I have a scheduled task that generates around 50 transfers per day per user. This is an example transfer that is stored in a transfers collecting in MongoDB:

transfer = {
  _id: 'ObjectId("...")',
  transferScheduleId: 'ObjectId("...")',
  TargetA: 'ObjectId("...")',
  TargetB: 'ObjectId("...")',     <-- optional
  SourceA: 'SourceId("...")',
  SourceB: 'SourceId("...")',     <-- optional
  value: 1234.5678,               <-- can be variable or constant
  date: '1900-01-01'
}

I'm still learning NoSQL/MongoDB so I want to understand more about pros & cons of different ways of storing this data and I'm looking for feedback and ideas.

Goal & Setup: Since my app is meant to scale with more users, I want to efficiently store transfers to reduce cost. Transfers are generated in a web app and then stored in MongoDB. This data will be accessed regularly by a user and when a user logs on the array will be sent to a web app via a node.js API w/ mongoose.

My Question is about storing each transfer and whether to use collections or embedded documents. Given the 16MB limit of a BSON document in MongoDB, I first concluded to store transfer documents in a collection.

Furthermore, a transferSchedule collection has the following properties and is used to configure a transfer:

transferSchedule = {
  _id: 'ObjectId("...")',
  userId: 'ObjectId("...")',
  endDate: '1900-01-01' <-- optional
  startDate: '1900-01-01' 
}

I would rather like embed transfers in a transferSchedule document because I'm assuming that it would be faster to fetch since a user will have up to 50 transferSchedules on his/her profile. I'm also assuming that I could compress the data in an emded document, but more about this in the next paragraph. Is my assumption right ? Is it faster to fetch 50 transferSchedule objects by userId where each has an embedded array of transfers ? Or is faster to fetch all transfers from a collection and find each by transferScheduleId?

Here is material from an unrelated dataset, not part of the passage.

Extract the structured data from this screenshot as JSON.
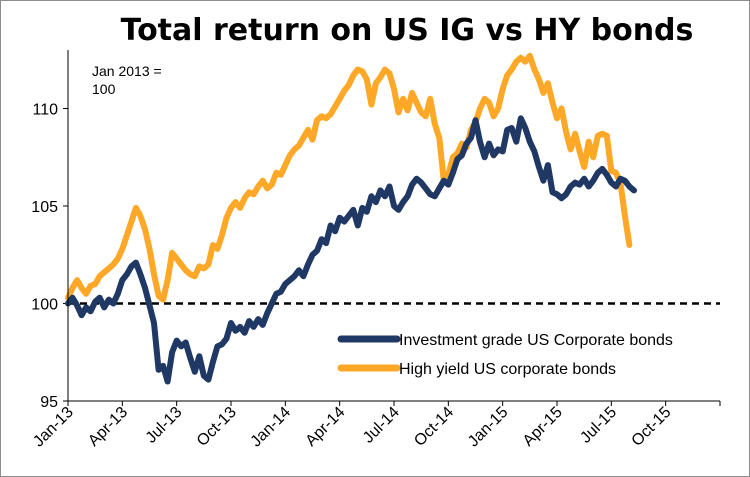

Ok, so with embedding, there is still the problem of the 16 MB size limit of the document. To reduce the size of the array, I was thinking of a.) compressing the data in the array, but that will require for every user and transferSchedule to fetch the full compressed array, decompress it, add a new transfer, compress and put it back in the database. Instead I was thinking of b.) create a custom compression algorithm that stores only needed properties to recreate the transfer array in its entirety. The algorithm would only store the start date and end date of known transfer execution and the properties that don't change on all transfers in that time period. Whenever there is a change to the value, source or target, then a new entry is created. Here is what this would look like:

transferSchedule = {
  _id: 'ObjectId("...")',
  userId: 'ObjectId("...")',
  endDate: null                      <-- optional
  startDate: '2019-01-01' 
  transfers: [
    {
      startDate: '2019-01-01',
      endDate: '2019-03-26',        <-- inclusive
      value: 100
      SourceA: 'SourceId("abc123")',
      TargetA: 'ObjectId("def456")',
    },
    {
      startDate: '2019-03-27',
      endDate: '2019-05-03',        <-- current date of most recent transfer
      value: 2000                   <-- change in data between March 26 & 27 
      SourceA: 'SourceId("abc123")',
      TargetA: 'ObjectId("def456")',
    },
  ]
}

When the document is loaded in the web app, the array can be reconstructed using the above transfers array.

I'm not sure if I overthink this. Coming from a SQL background I'm still unsure of the scalability and performance impacts of collections also with regards to CRUD operations. Are any of my approaches valid? I would appreciate any feedback, tips and ideas. Thank you!

0 Answers